New Mexico Supreme Court Says Road Separating Pueblos Not “Indian Country” February 29, 2008
Posted by rezjudicata in State Courts.trackback
State v. Quintana, No, 29,909 (N.M. Jan. 25, 2008)
Issue(s): State Jurisdiction > Crimes >> Indian Country; Indian Country > Definitions >> Venetie Test
If not within the exterior boundaries of a reservation, land is “Indian Country” only if it qualifies as a “dependent Indian community.” New Mexico charged Quintana with several crimes stemming from a car accident that occurred on State Road 16. The road acts as the boundary between the Cochiti and Santo Domingo Pueblos and is the only northern access to Cochiti Pueblo. Is the road “Indian Country” for purposes of state criminal jurisdiction?
The New Mexico Supreme Court said no. New Mexico does not have jurisdiction over crimes committed in Indian Country. As a border, the Road technincally did not fall inside any reservation. But, if the road were a “dependent Indian community,” it would be classified as Indian Country. Under Venetie, land must meet two requirements to qualify as a dependent community. First, the federal government set the land aside for Indian use. Second, the federal goverment supervises the land.

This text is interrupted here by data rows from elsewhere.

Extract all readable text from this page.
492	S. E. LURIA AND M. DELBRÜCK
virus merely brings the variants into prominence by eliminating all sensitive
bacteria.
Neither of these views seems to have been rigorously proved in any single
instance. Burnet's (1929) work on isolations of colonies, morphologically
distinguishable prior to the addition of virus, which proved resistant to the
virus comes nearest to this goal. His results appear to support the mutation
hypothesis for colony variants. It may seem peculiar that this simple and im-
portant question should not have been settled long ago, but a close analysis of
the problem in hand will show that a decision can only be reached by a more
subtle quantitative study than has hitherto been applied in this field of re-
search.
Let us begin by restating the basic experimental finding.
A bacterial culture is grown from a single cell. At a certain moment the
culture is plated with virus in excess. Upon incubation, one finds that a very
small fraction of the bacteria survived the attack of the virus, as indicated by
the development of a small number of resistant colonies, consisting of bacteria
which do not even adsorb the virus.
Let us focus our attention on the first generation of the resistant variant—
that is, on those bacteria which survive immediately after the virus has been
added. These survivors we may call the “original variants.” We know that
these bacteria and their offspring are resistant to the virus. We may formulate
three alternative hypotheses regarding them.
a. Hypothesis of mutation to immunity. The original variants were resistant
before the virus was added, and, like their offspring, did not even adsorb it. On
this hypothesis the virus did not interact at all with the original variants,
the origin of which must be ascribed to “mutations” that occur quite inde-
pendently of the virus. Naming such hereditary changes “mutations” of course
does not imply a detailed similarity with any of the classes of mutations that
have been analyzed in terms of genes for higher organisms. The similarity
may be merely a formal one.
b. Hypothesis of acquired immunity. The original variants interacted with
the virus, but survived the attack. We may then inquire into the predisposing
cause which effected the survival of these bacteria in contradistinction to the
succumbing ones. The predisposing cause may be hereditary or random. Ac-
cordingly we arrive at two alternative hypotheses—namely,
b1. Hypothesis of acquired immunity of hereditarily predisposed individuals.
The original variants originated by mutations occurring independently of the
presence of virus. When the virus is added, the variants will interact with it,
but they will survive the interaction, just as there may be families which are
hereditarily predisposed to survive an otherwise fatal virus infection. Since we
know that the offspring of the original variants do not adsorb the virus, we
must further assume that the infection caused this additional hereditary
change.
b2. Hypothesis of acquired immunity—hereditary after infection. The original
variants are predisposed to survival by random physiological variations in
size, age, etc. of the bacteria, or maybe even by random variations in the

Quintana argued that, as a practical matter, the Road satisfied the set-aside provision because it is the sole northern access point to the Pueblo. The Road is on federal land and the Forest Service granted the State an easement to build the Road. The Court, however, countered that Venetie requires explicit action by Congress or the executive. Neither Congress nor the executive ever took any explicit action to make the Road “Indian Country.” Finding no set-aside, the Court did not consider whether the land enjoyed federal supervision. According to the Court, the Road was not Indian Country, and the State could exercise criminal jurisdiction over Quintana.